Luc Besson injected new life into European action cinema with his films La Femme Nikita, Leon: The Professional and The Fifth Element, but over the last decade he's spent more time writing and producing action standouts like District B13, Taken and the Transporter movies than he has directing. Luc Besson first film to get a wide American theatrical release in years is this weekend's 'sThe Family, an action comedy about a mafioso (Robert De Niro) and his family (Michelle Pfeiffer, Dianna Agron, John D'Leo) trying to fit in, and stay alive, after going into witness protection under the supervision of an American agent (Tommy Lee Jones).
I spoke to Luc Besson about why he felt the need to step behind the camera for The Family, the film's adorable Goodfellas homage, getting approval from Martin Scorsese and the surprise cameo from a Luc Besson regular at the end of the film. (So let's just say there are MINOR SPOILERS.) Plus, updates about which of his upcoming films are just internet speculation, and why he finds the American TV series "Nikita" and "La Femme Nikita" so abusing. They didn't even send him flowers!
CraveOnline: You seem to write and produce more movies than you direct, nowadays. I'm wondering why The Family was a film that you wanted to direct yourself?
Luc Besson: This one, I was not supposed to direct at the beginning, but to be honest, we did a reading with Robert [De Niro] and the reading went extremely well. It was so funny. And then, Michelle Pfeiffer got involved and Tommy Lee Jones, and then I feel like a bee, falling in a pot of honey. I have to eat it all. [Laughs] Then you say to yourself, "Okay, there's no way somebody else is gonna do it." Plus, I spend a lot of time in the U.S. Half of my family is from Normandy. I have a house there, so I really know the two worlds. So, I feel that I was probably a good guy to do it.
The scene I love the most, and I can't imagine I'm alone on this, is where Robert De Niro watches Goodfellas.
Yeah, I agree. [Laughs]
I'm wondering, if Robert De Niro hadn't been available, do you think you would have changed the film?
Well, it was in the book, that scene. You know, the first thing I did, I was talking with Robert and I sent him the book first, because I think there's no point to write the script if Robert doesn't like it. So I sent the book and Robert loved it, so then I wrote the script and he loved the script, too.

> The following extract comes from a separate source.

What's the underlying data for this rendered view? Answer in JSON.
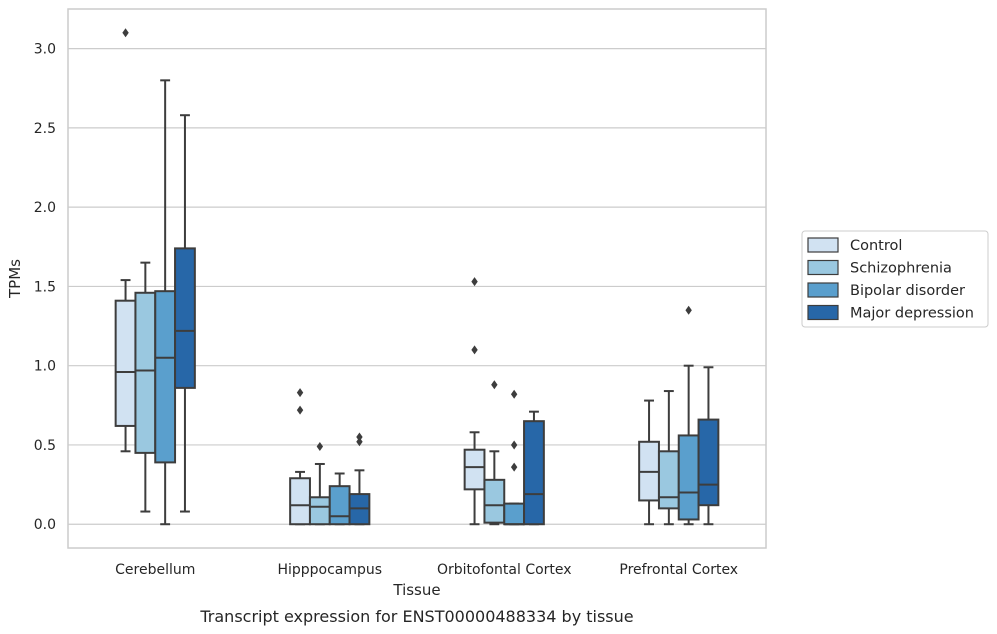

Was it easy to get the rights to Goodfellas?
We don't show anything from Goodfellas, so...
Well, you have the sound clips.
Yeah, the sound. It's the music and the voice. Yeah, we had to ask the people and they read the scene and everybody laughed [laughs] and they said, "Yes, of course." When we decided with Robert to make the film, one of the first persons we called was Martin Scorsese, because it's basically a love letter to his cinema. So, we just want to have his opinion and we want him to share with us. He reacted very well. He read the script, he laughed a lot and said, "Guys, I'm with you." So it all made sense. I think that if Robert doesn't want to do it or if Scorsese is not feeling good about it, I will put the idea in the garbage.
Did Martin Scorsese have any notes on the script about realism or his own films or anything like that?
If he had them, he never told me because he's a sweetheart [laughs] and he's very polite. Okay, let's be humble. I think he probably had some but he never told me. [Laughs] And I will understand. I mean, he's from Brooklyn. He spent all his life there. I would feel totally fine if there are a couple of things that did go a little bit wrong but he didn't say anything. The good thing is, on the set, Robert corrected me often on little details, you know. For example, when we had extras and he'd say, "Oh, you know, in the Seventies, the color of the shirt was not this way, but this way, and this guy with the hat doesn't look good." So, he helped me on the realism and the background and the story of the Mafia and all this. He was my guide and my specialist on the set.